O’Donnell, though, asked — but did get an answer — about the lack of a leading Republican in either the Senate or the House to whom the president could turn to fight for his legislative agenda.
It brought to mind the kind of relationship that previous presidents have cultivated with members of the “loyal opposition.” President Lyndon Baines Johnson could turn to GOP Sen. Everett Dirksen in a pinch; President Ronald Reagan had a fabulous after-hours friendship with Democratic House Speaker Tip O’Neill; GOP President George W. Bush relied on help from Sen. Ted Kennedy to push through education reform.
Barack Obama doesn’t seem to have that kind of personal friendship with members of the other side. He relies on his own instincts, his own circle of friends — such as Jarrett — and the vice president, Joe Biden, who to this day retains close friendships with Senate Republicans.
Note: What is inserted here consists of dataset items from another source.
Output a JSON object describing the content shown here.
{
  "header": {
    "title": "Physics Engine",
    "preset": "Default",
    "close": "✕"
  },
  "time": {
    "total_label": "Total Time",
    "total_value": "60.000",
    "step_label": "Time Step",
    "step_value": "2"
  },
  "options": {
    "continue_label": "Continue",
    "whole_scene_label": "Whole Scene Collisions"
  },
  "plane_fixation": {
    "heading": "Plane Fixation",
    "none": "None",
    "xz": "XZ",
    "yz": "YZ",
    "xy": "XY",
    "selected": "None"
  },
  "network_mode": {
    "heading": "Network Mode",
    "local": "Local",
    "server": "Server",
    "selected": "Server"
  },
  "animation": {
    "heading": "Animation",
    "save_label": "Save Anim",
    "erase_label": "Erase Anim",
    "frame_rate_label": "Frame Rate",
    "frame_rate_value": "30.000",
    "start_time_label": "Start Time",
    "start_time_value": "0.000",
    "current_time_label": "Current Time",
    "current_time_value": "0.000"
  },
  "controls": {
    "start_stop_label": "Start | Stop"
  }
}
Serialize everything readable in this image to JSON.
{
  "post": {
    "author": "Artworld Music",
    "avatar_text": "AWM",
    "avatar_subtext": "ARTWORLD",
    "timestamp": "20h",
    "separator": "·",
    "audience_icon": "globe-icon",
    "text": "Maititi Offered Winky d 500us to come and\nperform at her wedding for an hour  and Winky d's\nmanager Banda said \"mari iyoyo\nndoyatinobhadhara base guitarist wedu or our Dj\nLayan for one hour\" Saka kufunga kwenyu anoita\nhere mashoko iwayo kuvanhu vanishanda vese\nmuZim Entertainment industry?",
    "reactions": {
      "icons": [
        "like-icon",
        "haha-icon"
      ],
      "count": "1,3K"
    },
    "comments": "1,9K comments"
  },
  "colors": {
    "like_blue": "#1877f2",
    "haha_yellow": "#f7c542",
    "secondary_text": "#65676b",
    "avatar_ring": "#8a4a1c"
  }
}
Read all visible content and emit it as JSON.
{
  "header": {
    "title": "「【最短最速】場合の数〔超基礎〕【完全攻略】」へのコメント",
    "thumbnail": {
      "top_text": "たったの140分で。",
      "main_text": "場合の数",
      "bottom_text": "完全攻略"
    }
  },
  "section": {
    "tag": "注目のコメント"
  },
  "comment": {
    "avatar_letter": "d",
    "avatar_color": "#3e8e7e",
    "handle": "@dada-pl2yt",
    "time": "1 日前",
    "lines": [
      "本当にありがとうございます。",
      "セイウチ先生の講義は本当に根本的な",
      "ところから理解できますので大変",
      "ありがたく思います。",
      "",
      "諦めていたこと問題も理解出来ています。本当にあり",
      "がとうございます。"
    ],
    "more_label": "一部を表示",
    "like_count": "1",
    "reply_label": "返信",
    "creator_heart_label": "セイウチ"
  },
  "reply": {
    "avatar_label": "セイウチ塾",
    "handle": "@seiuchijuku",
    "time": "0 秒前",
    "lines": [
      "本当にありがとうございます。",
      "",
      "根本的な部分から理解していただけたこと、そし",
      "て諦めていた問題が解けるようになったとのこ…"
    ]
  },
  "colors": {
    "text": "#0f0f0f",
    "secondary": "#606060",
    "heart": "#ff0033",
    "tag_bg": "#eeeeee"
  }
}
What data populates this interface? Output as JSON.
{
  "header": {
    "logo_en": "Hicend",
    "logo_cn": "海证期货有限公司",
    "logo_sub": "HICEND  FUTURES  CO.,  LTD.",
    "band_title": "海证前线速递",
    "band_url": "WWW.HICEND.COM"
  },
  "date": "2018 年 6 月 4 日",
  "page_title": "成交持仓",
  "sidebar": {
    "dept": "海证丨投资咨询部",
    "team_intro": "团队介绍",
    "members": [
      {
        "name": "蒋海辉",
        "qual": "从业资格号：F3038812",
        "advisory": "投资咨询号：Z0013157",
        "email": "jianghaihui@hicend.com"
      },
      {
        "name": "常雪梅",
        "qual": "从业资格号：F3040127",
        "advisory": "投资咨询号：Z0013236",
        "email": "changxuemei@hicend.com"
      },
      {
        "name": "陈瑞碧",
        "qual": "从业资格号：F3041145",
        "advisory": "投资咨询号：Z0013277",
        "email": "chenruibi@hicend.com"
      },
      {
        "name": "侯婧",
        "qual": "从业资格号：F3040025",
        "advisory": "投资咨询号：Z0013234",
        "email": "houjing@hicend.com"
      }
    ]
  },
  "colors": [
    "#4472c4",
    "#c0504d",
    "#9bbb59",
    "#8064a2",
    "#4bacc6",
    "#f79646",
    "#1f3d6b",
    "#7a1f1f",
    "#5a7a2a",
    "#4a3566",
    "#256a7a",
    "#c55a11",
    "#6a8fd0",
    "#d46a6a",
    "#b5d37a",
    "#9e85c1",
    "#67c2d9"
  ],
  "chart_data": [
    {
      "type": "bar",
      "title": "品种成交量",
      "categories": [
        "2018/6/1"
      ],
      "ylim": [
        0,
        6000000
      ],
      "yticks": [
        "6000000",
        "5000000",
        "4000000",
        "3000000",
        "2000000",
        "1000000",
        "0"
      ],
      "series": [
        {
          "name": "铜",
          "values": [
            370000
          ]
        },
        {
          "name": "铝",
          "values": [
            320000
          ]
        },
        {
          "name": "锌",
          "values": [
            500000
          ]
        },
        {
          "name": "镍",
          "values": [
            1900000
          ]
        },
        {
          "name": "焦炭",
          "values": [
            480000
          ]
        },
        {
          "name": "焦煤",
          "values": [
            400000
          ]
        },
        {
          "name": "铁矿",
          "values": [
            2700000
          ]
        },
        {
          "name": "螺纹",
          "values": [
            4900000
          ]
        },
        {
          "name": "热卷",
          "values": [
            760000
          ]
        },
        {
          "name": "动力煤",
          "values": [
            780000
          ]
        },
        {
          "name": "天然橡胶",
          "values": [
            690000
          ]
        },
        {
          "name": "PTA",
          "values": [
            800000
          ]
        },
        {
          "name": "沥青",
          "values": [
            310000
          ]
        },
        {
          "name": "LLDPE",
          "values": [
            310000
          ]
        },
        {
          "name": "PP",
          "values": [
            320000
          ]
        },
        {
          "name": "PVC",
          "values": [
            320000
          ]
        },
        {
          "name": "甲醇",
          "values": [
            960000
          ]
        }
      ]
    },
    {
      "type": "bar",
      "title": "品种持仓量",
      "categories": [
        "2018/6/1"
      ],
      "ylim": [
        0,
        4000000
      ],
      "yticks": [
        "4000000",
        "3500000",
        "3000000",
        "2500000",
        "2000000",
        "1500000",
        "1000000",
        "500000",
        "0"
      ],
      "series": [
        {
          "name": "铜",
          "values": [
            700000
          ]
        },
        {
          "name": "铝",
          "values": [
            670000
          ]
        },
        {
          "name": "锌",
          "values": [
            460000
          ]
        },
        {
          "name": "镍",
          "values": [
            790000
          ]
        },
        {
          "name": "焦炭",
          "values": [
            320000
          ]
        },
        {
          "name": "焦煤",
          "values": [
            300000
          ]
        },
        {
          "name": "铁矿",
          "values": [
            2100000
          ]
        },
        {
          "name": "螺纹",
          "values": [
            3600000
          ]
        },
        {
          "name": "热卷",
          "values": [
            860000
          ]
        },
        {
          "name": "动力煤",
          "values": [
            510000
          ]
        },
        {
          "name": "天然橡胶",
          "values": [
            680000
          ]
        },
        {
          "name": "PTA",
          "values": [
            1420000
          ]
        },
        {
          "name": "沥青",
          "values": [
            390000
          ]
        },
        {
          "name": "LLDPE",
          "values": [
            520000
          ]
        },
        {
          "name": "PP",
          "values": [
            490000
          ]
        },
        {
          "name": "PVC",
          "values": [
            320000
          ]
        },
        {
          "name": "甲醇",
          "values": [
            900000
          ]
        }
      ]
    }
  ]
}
It’s that lack of kinship that has troubled many of us who want the president to succeed. I recall having this discussion once with retired Amarillo College president Paul Matney, who lamented that Obama had not developed the legislative know-how that LBJ brought to the presidency.
LBJ had served as Senate majority leader before his one-time foe John F. Kennedy asked him to be his running mate in 1960. Ol’ Lyndon knew how the Senate worked and he was able to parlay that knowledge — along with tremendous national good will after JFK’s assassination in 1963 — into landmark legislation.
Barack Obama has been forced to struggle, to battle relentlessly, to get anything past a Republican-led Congress intent on blocking every major initiative he has sought.
The reasons behind the ultra-fierce resistance will be debated long after President Obama leaves office.
He seems, though, to have lacked one essential ingredient to move his agenda forward: a good friend and dependable ally on the other side of the aisle who could run interference for him.